Quel avenir pour le marché couvert La Chapelle?

Publié le par Hervé Léger

Sur les treize marchés couverts que comptent la capitale, le marché couvert La Chapelle et sa très belle halle a du mal à exister dans un contexte général difficile pour le commerce de proximité. Les commerçants de cette halle, héritages d'une époque florissante, ont du mal à survivre aujourd'hui.

Pourtant la situation est différente d'un secteur à un autre. Du côté rive gauche la situation est inverse. A Passy, Saint-Germain , les marchés ne désemplissent pas.

En revanche, dans le XIXème, deux marchés risquent de disparaître à brève échéance. Le marché Riquet (situé juste après le pont donnant accès au futur jardin EOLE), moribond pendant des années, est au coeur d'une polémique entre les élus et les commerçants casher de confession juive. En effet, la situation commerciale a été redressée mais les commerçants refusent pour des questions religieuses, d'ouvrir le samedi.

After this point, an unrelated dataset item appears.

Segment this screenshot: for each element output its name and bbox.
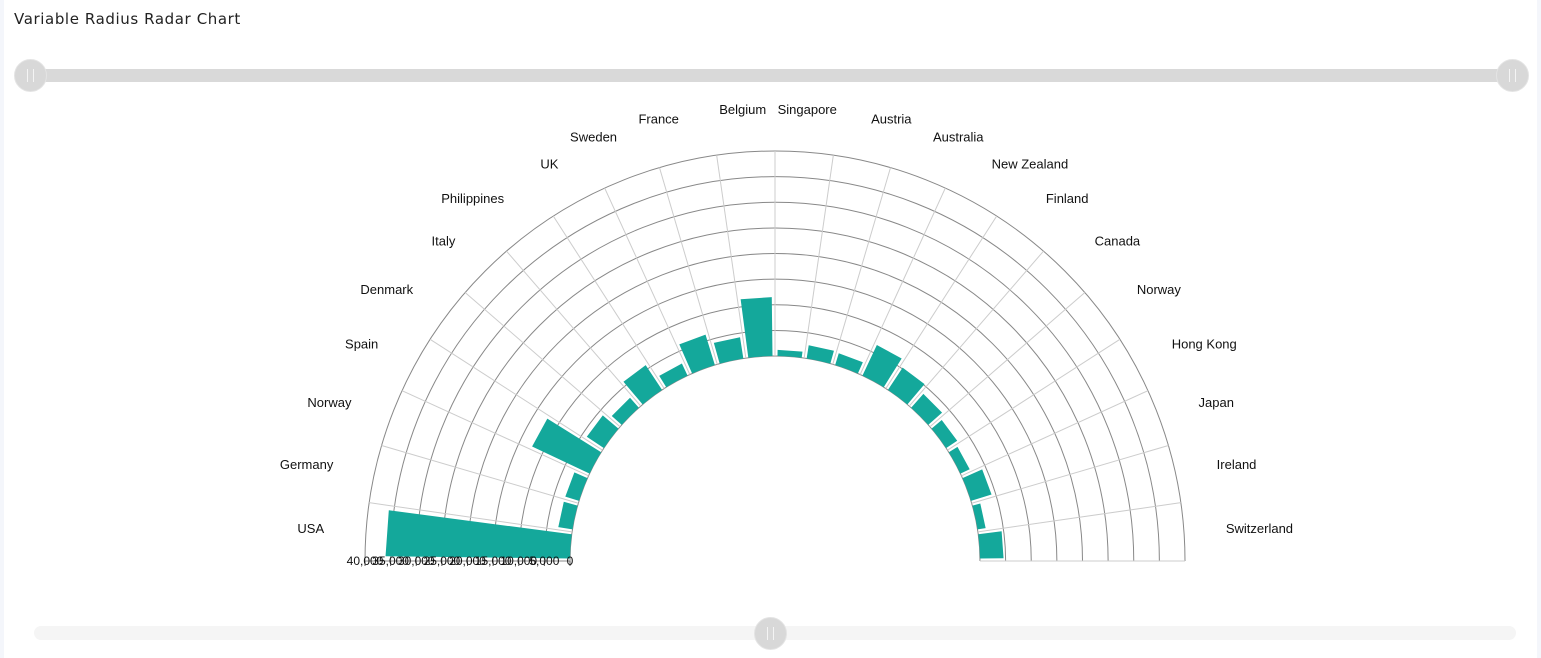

Au marché de la rue de l'Olive, le marché La Chapelle éprouve des difficultés et à du mal à fonctionner car il est occupé à moins de 60% alors que la moyenne sur les 13 marchés couverts est de 82%.

Certes des travaux sont prévus pour refaire dans sa totalité la halle et lui redonner une nouvelle jeunesse. Mais de nombreux commerçants sont en proie au doute car la durée des travaux est jugée trop longue. Il est question de commencer ces travaux de réaménagements, d'embellissement et de mise aux normes pour cet été.  Le déplacement sur la place Torcy de l'ensemble de ces commerçants en juillet 2007 n'est pas du goût de tous. La fin des travaux serait programmé pour janvier 2009 et obligerait les commerçants à ne pas exercer pendant les deux réveillons de fin d'année ( 2007 et 2008) : soit une perte de chiffre d'affaire selon eux car les conditions de travail et d'accueil sur la place Torcy ne seront pas optimales comme sous la halle.

Les commerçants du marché couvert La Chapelle souhaitent repousser la date des travaux pour janvier 2008 afin de ne perdre q'un seul Noel et qu'un seul Nouvel An.

Enfin de nombreux commerçants sont proches de la retraite et rien ne permet pour l'heure de savoir si les activités de boucherie ou de vente de volailles par exemple seront remis après les travaux.

Ces travaux sont cependant nécessaires pour redonner un coup de jeune à cette halle et l'ouvrir vers l'extérieur. Mais il est important de prendre en compte les souhaits de chacun afin de retrouver un poissonnier, un boucher ou encore un fromager.

Un travail de proximité doit-être entamé avec les élus, les commerçants et la société qui gère ce marché. Reste à renouveller les commerces à l'intérieur du marché en aidant les nouveaux arrivants. Enfin, les prix pratiqués sont souvent décriés par beaucoup comme trop chers. Un travail sur la qualité est à faire pour essayer de capter une nouvelle clientèle plus exigeante.